Honor Code reforms should be available and understandable for all
September 29, 2011
Although it has not been highly publicized, the College of William and Mary has created the Honors System Review Committee to discuss and recommend changes to the Honor Code, which has not been revised since its last review in 1997. The Committee will present for public discussion a draft of the proposed changes by fall break.
Personally, I believe the Honor Code is an integral part of the academic structure here at the College and something that sets us apart from many other institutions of higher education. As such, I applaud the initiative taken to review the code in order to address issues that have arisen since 1997 as a result of the wording of the current statutes.
In regard to presenting a draft for public discussion, I do question to what extent these proposed changes will be publicized. The Honor Code and Honor Council, at least in my own experience, seem to operate outside of the focus of many students, and the poor participation in Honor Council elections is indicative of the lack of involvement by the student body as a whole. Consequently, I imagine that a small minority of students, administrative officials and faculty are drafting the proposed changes, and the input received on the draft to be presented to College President Taylor Reveley will come mainly from this same minority of students who feel they have a personal investment in the outcome of these changes.
The meetings to review the Honor Code are open to the public, but I would guess that attendance is not very high.

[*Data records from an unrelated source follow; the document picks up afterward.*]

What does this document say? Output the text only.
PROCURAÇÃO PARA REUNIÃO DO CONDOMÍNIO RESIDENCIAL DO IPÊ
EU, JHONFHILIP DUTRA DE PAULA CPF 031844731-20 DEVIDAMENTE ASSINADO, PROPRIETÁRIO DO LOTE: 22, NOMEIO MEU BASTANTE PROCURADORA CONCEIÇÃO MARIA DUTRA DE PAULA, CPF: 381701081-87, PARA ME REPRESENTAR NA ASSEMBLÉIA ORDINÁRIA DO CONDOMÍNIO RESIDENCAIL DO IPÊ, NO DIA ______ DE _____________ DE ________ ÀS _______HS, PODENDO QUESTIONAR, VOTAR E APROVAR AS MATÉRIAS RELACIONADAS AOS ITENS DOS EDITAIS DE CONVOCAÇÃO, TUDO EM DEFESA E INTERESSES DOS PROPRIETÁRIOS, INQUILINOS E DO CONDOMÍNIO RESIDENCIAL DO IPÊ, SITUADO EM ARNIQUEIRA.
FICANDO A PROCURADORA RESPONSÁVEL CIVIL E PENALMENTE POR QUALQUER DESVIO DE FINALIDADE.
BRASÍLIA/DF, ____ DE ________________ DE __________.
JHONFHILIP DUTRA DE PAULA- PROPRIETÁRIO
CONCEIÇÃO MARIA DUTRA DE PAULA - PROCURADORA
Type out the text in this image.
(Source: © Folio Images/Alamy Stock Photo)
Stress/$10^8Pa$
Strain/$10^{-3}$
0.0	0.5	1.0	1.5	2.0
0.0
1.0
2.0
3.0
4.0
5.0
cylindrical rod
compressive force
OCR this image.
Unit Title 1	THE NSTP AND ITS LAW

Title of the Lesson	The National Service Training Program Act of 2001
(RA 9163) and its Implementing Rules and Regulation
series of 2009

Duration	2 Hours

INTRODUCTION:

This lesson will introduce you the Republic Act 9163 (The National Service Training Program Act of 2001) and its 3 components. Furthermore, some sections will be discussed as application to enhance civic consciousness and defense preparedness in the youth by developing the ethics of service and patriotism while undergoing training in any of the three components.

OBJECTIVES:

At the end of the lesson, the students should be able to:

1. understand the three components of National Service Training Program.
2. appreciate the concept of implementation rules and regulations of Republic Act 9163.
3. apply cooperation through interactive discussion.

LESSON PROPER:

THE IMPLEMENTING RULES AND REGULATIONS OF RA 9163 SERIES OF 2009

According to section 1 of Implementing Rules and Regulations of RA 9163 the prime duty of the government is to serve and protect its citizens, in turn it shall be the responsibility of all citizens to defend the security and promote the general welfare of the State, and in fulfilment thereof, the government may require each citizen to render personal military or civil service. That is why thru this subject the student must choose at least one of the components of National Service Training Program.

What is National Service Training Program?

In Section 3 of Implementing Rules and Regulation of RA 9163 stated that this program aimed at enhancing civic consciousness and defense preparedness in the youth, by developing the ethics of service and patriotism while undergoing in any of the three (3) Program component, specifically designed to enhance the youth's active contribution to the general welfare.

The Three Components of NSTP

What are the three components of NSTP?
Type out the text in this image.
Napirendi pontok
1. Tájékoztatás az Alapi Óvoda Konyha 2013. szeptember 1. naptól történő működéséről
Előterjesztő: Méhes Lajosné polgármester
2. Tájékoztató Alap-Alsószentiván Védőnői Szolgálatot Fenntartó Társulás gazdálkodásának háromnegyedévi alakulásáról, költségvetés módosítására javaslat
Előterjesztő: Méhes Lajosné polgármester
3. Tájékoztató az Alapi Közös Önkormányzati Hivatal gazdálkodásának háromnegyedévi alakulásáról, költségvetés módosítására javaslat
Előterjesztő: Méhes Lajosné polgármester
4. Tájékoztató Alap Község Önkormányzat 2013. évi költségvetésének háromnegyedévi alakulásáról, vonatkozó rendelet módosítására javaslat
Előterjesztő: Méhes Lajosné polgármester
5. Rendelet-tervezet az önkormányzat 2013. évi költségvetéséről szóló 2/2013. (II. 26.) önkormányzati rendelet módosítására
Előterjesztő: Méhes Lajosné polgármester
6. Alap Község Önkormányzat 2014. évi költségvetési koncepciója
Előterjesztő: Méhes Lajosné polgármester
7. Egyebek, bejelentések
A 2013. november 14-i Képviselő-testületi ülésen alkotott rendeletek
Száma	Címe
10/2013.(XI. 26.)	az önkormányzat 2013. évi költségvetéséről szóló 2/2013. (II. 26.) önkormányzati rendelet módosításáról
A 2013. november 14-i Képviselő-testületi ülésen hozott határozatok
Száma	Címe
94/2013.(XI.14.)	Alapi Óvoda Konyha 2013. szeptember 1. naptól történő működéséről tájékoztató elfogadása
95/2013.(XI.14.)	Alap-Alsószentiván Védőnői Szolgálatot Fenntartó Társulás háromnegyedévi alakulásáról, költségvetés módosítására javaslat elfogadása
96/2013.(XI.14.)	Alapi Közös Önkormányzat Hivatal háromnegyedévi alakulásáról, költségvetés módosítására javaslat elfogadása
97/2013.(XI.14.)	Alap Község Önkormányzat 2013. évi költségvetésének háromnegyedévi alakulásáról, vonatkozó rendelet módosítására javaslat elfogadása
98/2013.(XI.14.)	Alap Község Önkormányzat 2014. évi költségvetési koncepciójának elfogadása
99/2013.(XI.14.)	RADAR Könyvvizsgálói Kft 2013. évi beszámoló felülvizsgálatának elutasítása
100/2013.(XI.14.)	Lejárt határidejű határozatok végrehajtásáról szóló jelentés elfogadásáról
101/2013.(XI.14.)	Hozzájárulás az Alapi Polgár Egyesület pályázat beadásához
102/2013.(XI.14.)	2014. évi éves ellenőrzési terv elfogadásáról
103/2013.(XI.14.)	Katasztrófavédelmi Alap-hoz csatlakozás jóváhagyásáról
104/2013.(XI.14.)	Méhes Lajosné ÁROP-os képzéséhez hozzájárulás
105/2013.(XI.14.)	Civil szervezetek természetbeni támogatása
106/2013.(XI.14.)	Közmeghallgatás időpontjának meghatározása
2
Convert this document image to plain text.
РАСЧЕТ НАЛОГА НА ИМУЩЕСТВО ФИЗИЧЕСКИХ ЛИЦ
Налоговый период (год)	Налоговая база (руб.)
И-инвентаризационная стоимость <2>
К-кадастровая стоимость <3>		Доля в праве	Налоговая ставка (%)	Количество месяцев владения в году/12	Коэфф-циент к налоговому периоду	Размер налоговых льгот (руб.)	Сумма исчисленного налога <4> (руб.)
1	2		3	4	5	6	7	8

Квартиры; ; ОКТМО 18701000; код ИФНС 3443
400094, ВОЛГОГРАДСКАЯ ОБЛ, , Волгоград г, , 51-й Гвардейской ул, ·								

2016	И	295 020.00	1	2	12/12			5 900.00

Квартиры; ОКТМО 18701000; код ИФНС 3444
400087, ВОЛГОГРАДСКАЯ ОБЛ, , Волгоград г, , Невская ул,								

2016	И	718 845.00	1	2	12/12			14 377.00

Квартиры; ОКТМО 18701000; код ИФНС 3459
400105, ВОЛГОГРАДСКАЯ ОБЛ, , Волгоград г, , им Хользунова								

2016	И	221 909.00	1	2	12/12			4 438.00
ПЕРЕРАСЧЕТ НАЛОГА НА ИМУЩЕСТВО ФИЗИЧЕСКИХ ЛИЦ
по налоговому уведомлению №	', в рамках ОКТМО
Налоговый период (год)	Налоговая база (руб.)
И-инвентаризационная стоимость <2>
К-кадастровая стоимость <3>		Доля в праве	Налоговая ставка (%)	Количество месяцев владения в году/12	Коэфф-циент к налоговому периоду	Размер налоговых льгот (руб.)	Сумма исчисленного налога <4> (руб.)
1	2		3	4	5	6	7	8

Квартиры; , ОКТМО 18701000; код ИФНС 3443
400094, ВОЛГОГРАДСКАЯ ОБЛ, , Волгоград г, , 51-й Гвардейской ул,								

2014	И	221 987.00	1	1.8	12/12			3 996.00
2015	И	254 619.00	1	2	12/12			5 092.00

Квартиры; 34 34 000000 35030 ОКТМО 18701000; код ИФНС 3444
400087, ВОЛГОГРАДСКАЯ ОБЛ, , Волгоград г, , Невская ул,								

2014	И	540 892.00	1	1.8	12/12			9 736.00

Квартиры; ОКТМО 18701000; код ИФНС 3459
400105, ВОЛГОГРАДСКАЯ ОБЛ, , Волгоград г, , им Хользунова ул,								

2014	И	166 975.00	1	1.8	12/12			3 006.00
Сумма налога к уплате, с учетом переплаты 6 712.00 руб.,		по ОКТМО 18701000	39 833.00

The provisions of the current Honor Code are also available on the College’s website, but I doubt many students want to spend their free time between midterms gaining a better understanding of its intricacies.
The easiest retort to my statements is that the burden of understanding the code and the proposed changes is on each individual student, which I indeed agree with. The only thing that I would ask of the Review Committee is to present the proposed changes in a brief and easy-to-understand fashion. Providing clarity in layman’s terms will create more transparency and allow more students to provide input, which in turn will make the changes more effective.
Because the Honor Code is such an integral part of the College’s academic system, publicizing these changes in multiple formats will help to reach a greater portion of the campus. One email with a survey will only get lost in the multitudes of emails students receive on a daily basis. I would recommend public posting of the changes, short question-and-answer sessions about the changes, and postings in Student Happenings. All three of these methods working in tandem will allow students to educate themselves more convienently on the changes and to provide valuable feedback to the Committee and Reveley.